La verdad era que ni siquiera después de encontrar la maleta había pensado en viajar directamente al Reino Unido. Había pensado que sería más sensato esperar, ver cómo se sentía transcurrido un mes, tal vez planear un viaje para más adelante. No podía coger un avión a Cornualles por un capricho. Pero entonces tuvo un sueño, el mismo que había tenido a lo largo de una década. Estaba de pie en medio de un campo vacío con nada a la vista salvo el horizonte. El sueño no daba la impresión de malevolencia, sólo de infinitud. La vegetación común, nada que excitara la imaginación, pálidos pastos duros, altos como para rozarle los dedos, y una luz y brisa constantes que lo mantenían en movimiento.

Al principio, años atrás, cuando el sueño era nuevo, supo que estaba buscando a alguien a quien, si caminaba en la dirección correcta, encontraría. Pero no importaba cuántas veces soñara con la escena, nunca parecía hacerlo. Una ondulada colina era reemplazada por otra; ella apartaba la vista en el momento inadecuado; se despertaba de golpe.

Gradualmente, con el tiempo, el sueño había cambiado. Tan sutil, tan lentamente que no se dio cuenta de que sucedía. No era que el paisaje hubiera cambiado; físicamente, todo permanecía idéntico. Era la sensación del sueño. La certeza de que encontraría lo que buscaba se escabulló, hasta que una noche supo que no había nada, nadie que la esperara. Que no importaba lo lejos que caminara, el cuidado con que buscara, lo mucho que quisiera encontrar a esa persona, estaba sola…

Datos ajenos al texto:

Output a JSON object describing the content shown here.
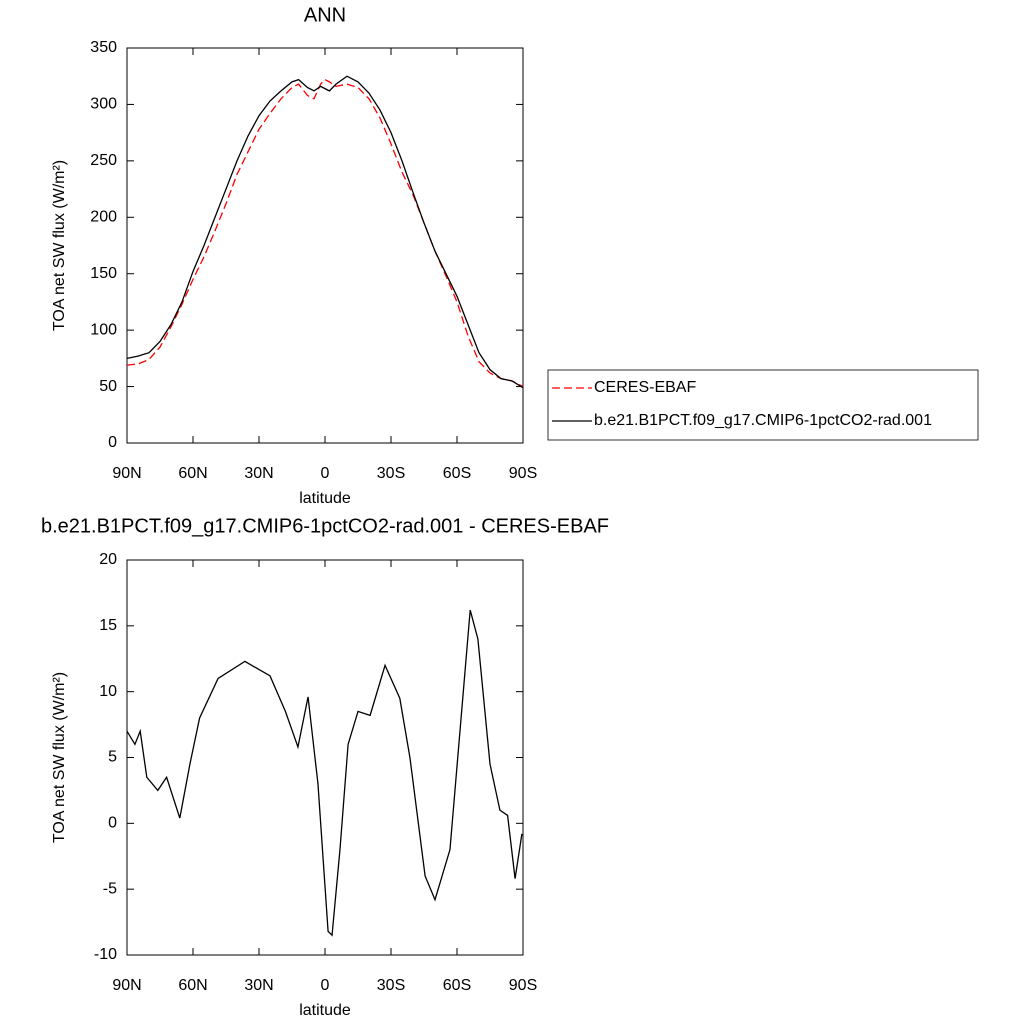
{
  "chart_data": [
    {
      "type": "line",
      "title": "ANN",
      "x_label": "latitude",
      "y_label": "TOA net SW flux (W/m²)",
      "x": [
        90,
        85,
        80,
        75,
        70,
        65,
        60,
        55,
        50,
        45,
        40,
        35,
        30,
        25,
        20,
        15,
        12,
        8,
        5,
        2,
        0,
        -2,
        -5,
        -10,
        -15,
        -20,
        -25,
        -30,
        -35,
        -40,
        -45,
        -50,
        -55,
        -60,
        -65,
        -70,
        -75,
        -80,
        -85,
        -90
      ],
      "series": [
        {
          "name": "CERES-EBAF",
          "color": "#ff0000",
          "dashed": true,
          "values": [
            69,
            70,
            74,
            85,
            103,
            123,
            145,
            165,
            188,
            212,
            238,
            258,
            278,
            292,
            305,
            315,
            318,
            308,
            305,
            318,
            322,
            320,
            316,
            318,
            315,
            305,
            288,
            265,
            240,
            220,
            195,
            170,
            148,
            125,
            95,
            72,
            62,
            57,
            55,
            50
          ]
        },
        {
          "name": "b.e21.B1PCT.f09_g17.CMIP6-1pctCO2-rad.001",
          "color": "#000000",
          "dashed": false,
          "values": [
            75,
            77,
            80,
            90,
            105,
            125,
            152,
            175,
            200,
            225,
            250,
            272,
            290,
            303,
            312,
            320,
            322,
            315,
            312,
            316,
            314,
            312,
            318,
            325,
            320,
            310,
            295,
            275,
            250,
            222,
            195,
            170,
            150,
            130,
            105,
            80,
            65,
            57,
            55,
            49
          ]
        }
      ],
      "xlim": [
        90,
        -90
      ],
      "xticks": [
        {
          "value": 90,
          "label": "90N"
        },
        {
          "value": 60,
          "label": "60N"
        },
        {
          "value": 30,
          "label": "30N"
        },
        0,
        {
          "value": -30,
          "label": "30S"
        },
        {
          "value": -60,
          "label": "60S"
        },
        {
          "value": -90,
          "label": "90S"
        }
      ],
      "ylim": [
        0,
        350
      ],
      "yticks": [
        0,
        50,
        100,
        150,
        200,
        250,
        300,
        350
      ],
      "legend": "right"
    },
    {
      "type": "line",
      "title": "b.e21.B1PCT.f09_g17.CMIP6-1pctCO2-rad.001 - CERES-EBAF",
      "x_label": "latitude",
      "y_label": "TOA net SW flux (W/m²)",
      "x": [
        90,
        86.4,
        84,
        81,
        76,
        72,
        66,
        61.4,
        57,
        48.6,
        36.4,
        25,
        18,
        12.3,
        7.7,
        3.2,
        -1.4,
        -3.2,
        -6.8,
        -10.5,
        -15,
        -20.5,
        -27.3,
        -34,
        -38.6,
        -45.5,
        -50,
        -56.8,
        -66,
        -69.5,
        -75,
        -79.5,
        -83,
        -86.4,
        -89.5
      ],
      "values": [
        7,
        6,
        7,
        3.5,
        2.5,
        3.5,
        0.4,
        4.5,
        8,
        11,
        12.3,
        11.2,
        8.5,
        5.8,
        9.6,
        3,
        -8.2,
        -8.5,
        -2,
        6,
        8.5,
        8.2,
        12,
        9.5,
        5,
        -4,
        -5.8,
        -2,
        16.2,
        14,
        4.5,
        1,
        0.6,
        -4.2,
        -0.8
      ],
      "color": "#000000",
      "xlim": [
        90,
        -90
      ],
      "xticks": [
        {
          "value": 90,
          "label": "90N"
        },
        {
          "value": 60,
          "label": "60N"
        },
        {
          "value": 30,
          "label": "30N"
        },
        0,
        {
          "value": -30,
          "label": "30S"
        },
        {
          "value": -60,
          "label": "60S"
        },
        {
          "value": -90,
          "label": "90S"
        }
      ],
      "ylim": [
        -10,
        20
      ],
      "yticks": [
        -10,
        -5,
        0,
        5,
        10,
        15,
        20
      ]
    }
  ]
}
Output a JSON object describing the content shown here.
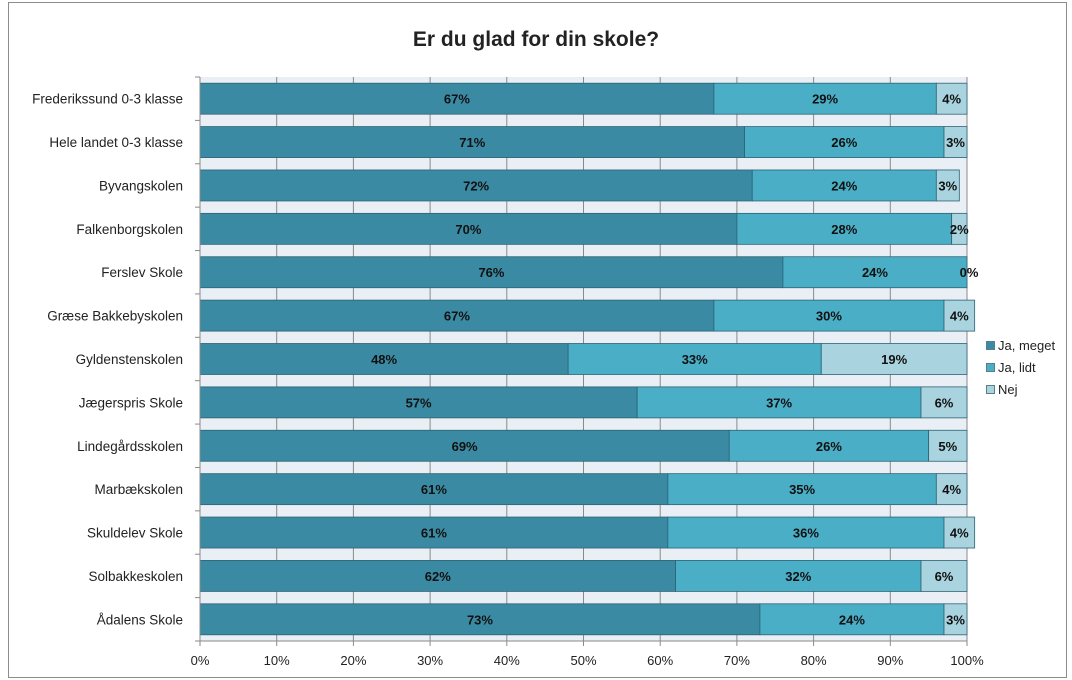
{
  "chart_data": {
    "type": "bar",
    "orientation": "horizontal",
    "stacked": true,
    "title": "Er du glad for din skole?",
    "categories": [
      "Frederikssund 0-3 klasse",
      "Hele landet 0-3 klasse",
      "Byvangskolen",
      "Falkenborgskolen",
      "Ferslev Skole",
      "Græse Bakkebyskolen",
      "Gyldenstenskolen",
      "Jægerspris Skole",
      "Lindegårdsskolen",
      "Marbækskolen",
      "Skuldelev Skole",
      "Solbakkeskolen",
      "Ådalens Skole"
    ],
    "series": [
      {
        "name": "Ja, meget",
        "color": "#3b8aa3",
        "values": [
          67,
          71,
          72,
          70,
          76,
          67,
          48,
          57,
          69,
          61,
          61,
          62,
          73
        ]
      },
      {
        "name": "Ja, lidt",
        "color": "#4aaec6",
        "values": [
          29,
          26,
          24,
          28,
          24,
          30,
          33,
          37,
          26,
          35,
          36,
          32,
          24
        ]
      },
      {
        "name": "Nej",
        "color": "#a9d3de",
        "values": [
          4,
          3,
          3,
          2,
          0,
          4,
          19,
          6,
          5,
          4,
          4,
          6,
          3
        ]
      }
    ],
    "xlim": [
      0,
      100
    ],
    "xticks": [
      "0%",
      "10%",
      "20%",
      "30%",
      "40%",
      "50%",
      "60%",
      "70%",
      "80%",
      "90%",
      "100%"
    ],
    "grid": true,
    "legend_position": "right"
  }
}
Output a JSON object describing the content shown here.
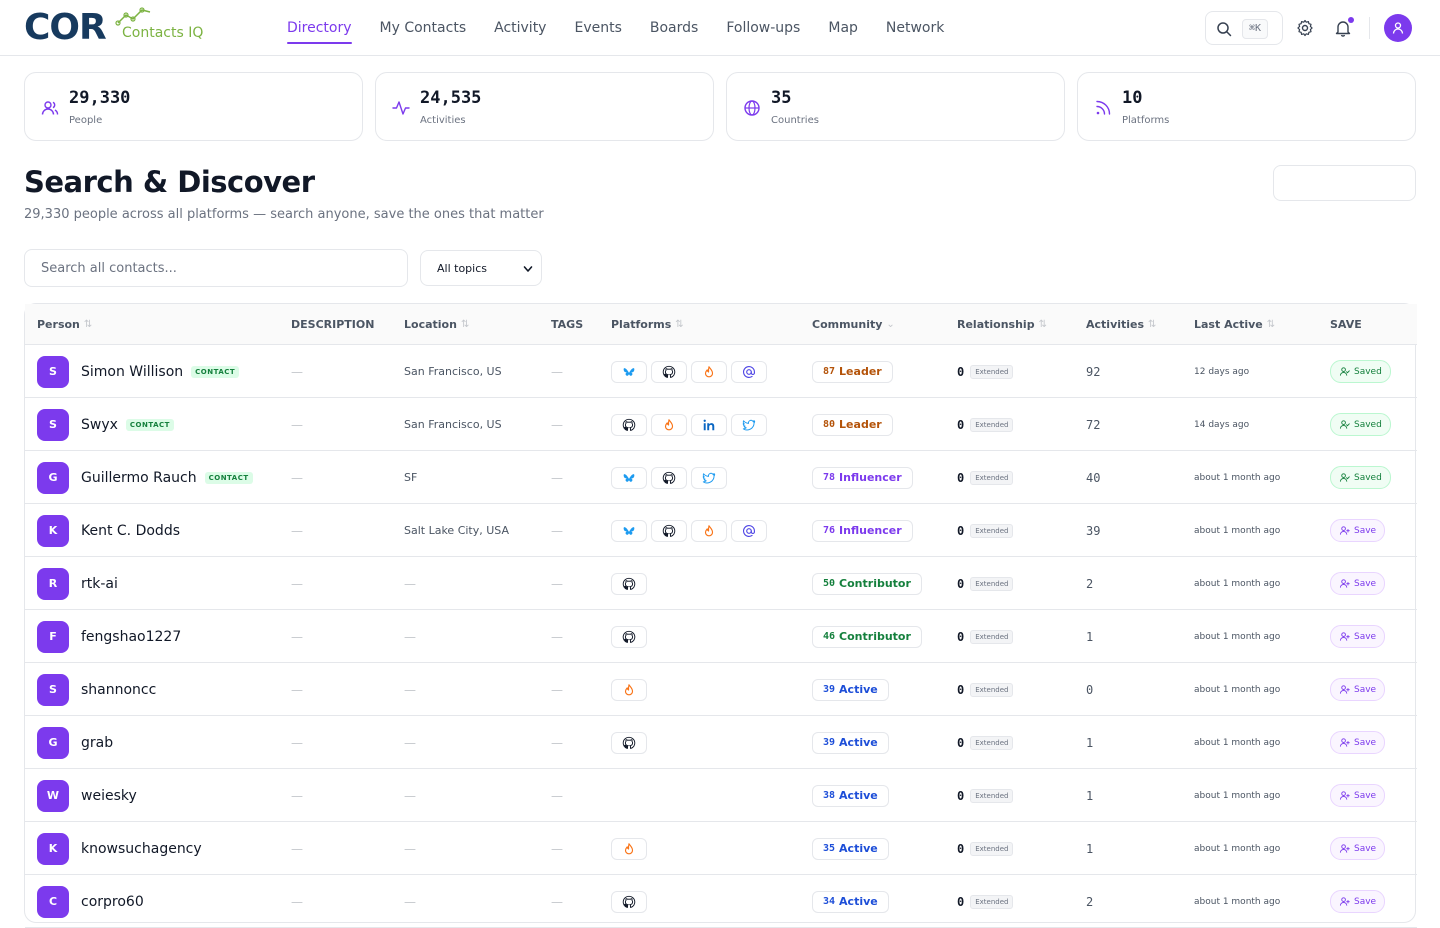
{
  "brand": {
    "name": "COR",
    "subtitle": "Contacts IQ"
  },
  "nav": [
    {
      "label": "Directory",
      "active": true
    },
    {
      "label": "My Contacts",
      "active": false
    },
    {
      "label": "Activity",
      "active": false
    },
    {
      "label": "Events",
      "active": false
    },
    {
      "label": "Boards",
      "active": false
    },
    {
      "label": "Follow-ups",
      "active": false
    },
    {
      "label": "Map",
      "active": false
    },
    {
      "label": "Network",
      "active": false
    }
  ],
  "header": {
    "shortcut": "⌘K"
  },
  "stats": [
    {
      "value": "29,330",
      "label": "People",
      "icon": "users-icon"
    },
    {
      "value": "24,535",
      "label": "Activities",
      "icon": "activity-icon"
    },
    {
      "value": "35",
      "label": "Countries",
      "icon": "globe-icon"
    },
    {
      "value": "10",
      "label": "Platforms",
      "icon": "rss-icon"
    }
  ],
  "page": {
    "title": "Search & Discover",
    "subtitle": "29,330 people across all platforms — search anyone, save the ones that matter"
  },
  "filters": {
    "search_placeholder": "Search all contacts...",
    "topic_selected": "All topics"
  },
  "table": {
    "columns": {
      "person": "Person",
      "description": "DESCRIPTION",
      "location": "Location",
      "tags": "TAGS",
      "platforms": "Platforms",
      "community": "Community",
      "relationship": "Relationship",
      "activities": "Activities",
      "last_active": "Last Active",
      "save": "SAVE"
    },
    "dash": "—",
    "rows": [
      {
        "initial": "S",
        "name": "Simon Willison",
        "contact": "CONTACT",
        "description": "—",
        "location": "San Francisco, US",
        "tags": "—",
        "platforms": [
          "bluesky",
          "github",
          "hackernews",
          "email"
        ],
        "community_score": "87",
        "community_label": "Leader",
        "community_type": "leader",
        "rel_score": "0",
        "rel_label": "Extended",
        "activities": "92",
        "last_active": "12 days ago",
        "save_label": "Saved",
        "saved": true
      },
      {
        "initial": "S",
        "name": "Swyx",
        "contact": "CONTACT",
        "description": "—",
        "location": "San Francisco, US",
        "tags": "—",
        "platforms": [
          "github",
          "hackernews",
          "linkedin",
          "twitter"
        ],
        "community_score": "80",
        "community_label": "Leader",
        "community_type": "leader",
        "rel_score": "0",
        "rel_label": "Extended",
        "activities": "72",
        "last_active": "14 days ago",
        "save_label": "Saved",
        "saved": true
      },
      {
        "initial": "G",
        "name": "Guillermo Rauch",
        "contact": "CONTACT",
        "description": "—",
        "location": "SF",
        "tags": "—",
        "platforms": [
          "bluesky",
          "github",
          "twitter"
        ],
        "community_score": "78",
        "community_label": "Influencer",
        "community_type": "influencer",
        "rel_score": "0",
        "rel_label": "Extended",
        "activities": "40",
        "last_active": "about 1 month ago",
        "save_label": "Saved",
        "saved": true
      },
      {
        "initial": "K",
        "name": "Kent C. Dodds",
        "contact": "",
        "description": "—",
        "location": "Salt Lake City, USA",
        "tags": "—",
        "platforms": [
          "bluesky",
          "github",
          "hackernews",
          "email"
        ],
        "community_score": "76",
        "community_label": "Influencer",
        "community_type": "influencer",
        "rel_score": "0",
        "rel_label": "Extended",
        "activities": "39",
        "last_active": "about 1 month ago",
        "save_label": "Save",
        "saved": false
      },
      {
        "initial": "R",
        "name": "rtk-ai",
        "contact": "",
        "description": "—",
        "location": "—",
        "tags": "—",
        "platforms": [
          "github"
        ],
        "community_score": "50",
        "community_label": "Contributor",
        "community_type": "contributor",
        "rel_score": "0",
        "rel_label": "Extended",
        "activities": "2",
        "last_active": "about 1 month ago",
        "save_label": "Save",
        "saved": false
      },
      {
        "initial": "F",
        "name": "fengshao1227",
        "contact": "",
        "description": "—",
        "location": "—",
        "tags": "—",
        "platforms": [
          "github"
        ],
        "community_score": "46",
        "community_label": "Contributor",
        "community_type": "contributor",
        "rel_score": "0",
        "rel_label": "Extended",
        "activities": "1",
        "last_active": "about 1 month ago",
        "save_label": "Save",
        "saved": false
      },
      {
        "initial": "S",
        "name": "shannoncc",
        "contact": "",
        "description": "—",
        "location": "—",
        "tags": "—",
        "platforms": [
          "hackernews"
        ],
        "community_score": "39",
        "community_label": "Active",
        "community_type": "active",
        "rel_score": "0",
        "rel_label": "Extended",
        "activities": "0",
        "last_active": "about 1 month ago",
        "save_label": "Save",
        "saved": false
      },
      {
        "initial": "G",
        "name": "grab",
        "contact": "",
        "description": "—",
        "location": "—",
        "tags": "—",
        "platforms": [
          "github"
        ],
        "community_score": "39",
        "community_label": "Active",
        "community_type": "active",
        "rel_score": "0",
        "rel_label": "Extended",
        "activities": "1",
        "last_active": "about 1 month ago",
        "save_label": "Save",
        "saved": false
      },
      {
        "initial": "W",
        "name": "weiesky",
        "contact": "",
        "description": "—",
        "location": "—",
        "tags": "—",
        "platforms": [],
        "community_score": "38",
        "community_label": "Active",
        "community_type": "active",
        "rel_score": "0",
        "rel_label": "Extended",
        "activities": "1",
        "last_active": "about 1 month ago",
        "save_label": "Save",
        "saved": false
      },
      {
        "initial": "K",
        "name": "knowsuchagency",
        "contact": "",
        "description": "—",
        "location": "—",
        "tags": "—",
        "platforms": [
          "hackernews"
        ],
        "community_score": "35",
        "community_label": "Active",
        "community_type": "active",
        "rel_score": "0",
        "rel_label": "Extended",
        "activities": "1",
        "last_active": "about 1 month ago",
        "save_label": "Save",
        "saved": false
      },
      {
        "initial": "C",
        "name": "corpro60",
        "contact": "",
        "description": "—",
        "location": "—",
        "tags": "—",
        "platforms": [
          "github"
        ],
        "community_score": "34",
        "community_label": "Active",
        "community_type": "active",
        "rel_score": "0",
        "rel_label": "Extended",
        "activities": "2",
        "last_active": "about 1 month ago",
        "save_label": "Save",
        "saved": false
      }
    ]
  },
  "colors": {
    "accent": "#7c3aed",
    "brand_dark": "#173a5e",
    "brand_green": "#7cb342"
  }
}
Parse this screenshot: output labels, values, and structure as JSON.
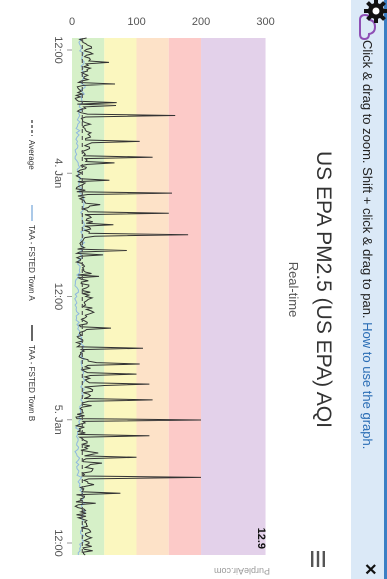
{
  "header": {
    "hint_prefix": "Click & drag to zoom. Shift + click & drag to pan. ",
    "hint_link": "How to use the graph.",
    "close_label": "×"
  },
  "chart_data": {
    "type": "line",
    "title": "US EPA PM2.5 (US EPA) AQI",
    "subtitle": "Real-time",
    "y_ticks": [
      0,
      100,
      200,
      300
    ],
    "ylim": [
      0,
      310
    ],
    "x_ticks": [
      "12:00",
      "4. Jan",
      "12:00",
      "5. Jan",
      "12:00"
    ],
    "current_value_label": "12.9",
    "credit": "PurpleAir.com",
    "bands": [
      {
        "from": 0,
        "to": 50,
        "color": "#d6f0c8"
      },
      {
        "from": 50,
        "to": 100,
        "color": "#fbf7bf"
      },
      {
        "from": 100,
        "to": 150,
        "color": "#fde2c8"
      },
      {
        "from": 150,
        "to": 200,
        "color": "#fccac8"
      },
      {
        "from": 200,
        "to": 300,
        "color": "#e3d1ea"
      }
    ],
    "legend": [
      {
        "name": "Average",
        "style": "dashed",
        "color": "#555555"
      },
      {
        "name": "TAA - FSTED Town A",
        "style": "solid",
        "color": "#8fb7e0"
      },
      {
        "name": "TAA - FSTED Town B",
        "style": "solid",
        "color": "#333333"
      }
    ],
    "series_b_spikes": [
      {
        "t": 0.15,
        "v": 160
      },
      {
        "t": 0.2,
        "v": 105
      },
      {
        "t": 0.23,
        "v": 125
      },
      {
        "t": 0.3,
        "v": 155
      },
      {
        "t": 0.34,
        "v": 150
      },
      {
        "t": 0.38,
        "v": 180
      },
      {
        "t": 0.41,
        "v": 85
      },
      {
        "t": 0.46,
        "v": 90
      },
      {
        "t": 0.6,
        "v": 110
      },
      {
        "t": 0.63,
        "v": 105
      },
      {
        "t": 0.65,
        "v": 100
      },
      {
        "t": 0.67,
        "v": 120
      },
      {
        "t": 0.7,
        "v": 125
      },
      {
        "t": 0.74,
        "v": 200
      },
      {
        "t": 0.77,
        "v": 120
      },
      {
        "t": 0.81,
        "v": 100
      },
      {
        "t": 0.85,
        "v": 200
      },
      {
        "t": 0.88,
        "v": 75
      }
    ]
  }
}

A la mañana siguiente, la desolación continuaba, pero Cassandra estaba habituada a esa oscura resaca y continuó con su vida de siempre. No había indicación alguna de que su día fuera a ser diferente, hasta que fue a la galería comercial cercana a comprar pan para el almuerzo y terminó deteniéndose en una agencia de viajes. Era gracioso, pero nunca se había fijado en que estuviera allí. Sin saber del todo cómo o por qué, se vio abriendo la puerta, de pie sobre la alfombra verde mar, con una infinidad de empleados esperando que hablara.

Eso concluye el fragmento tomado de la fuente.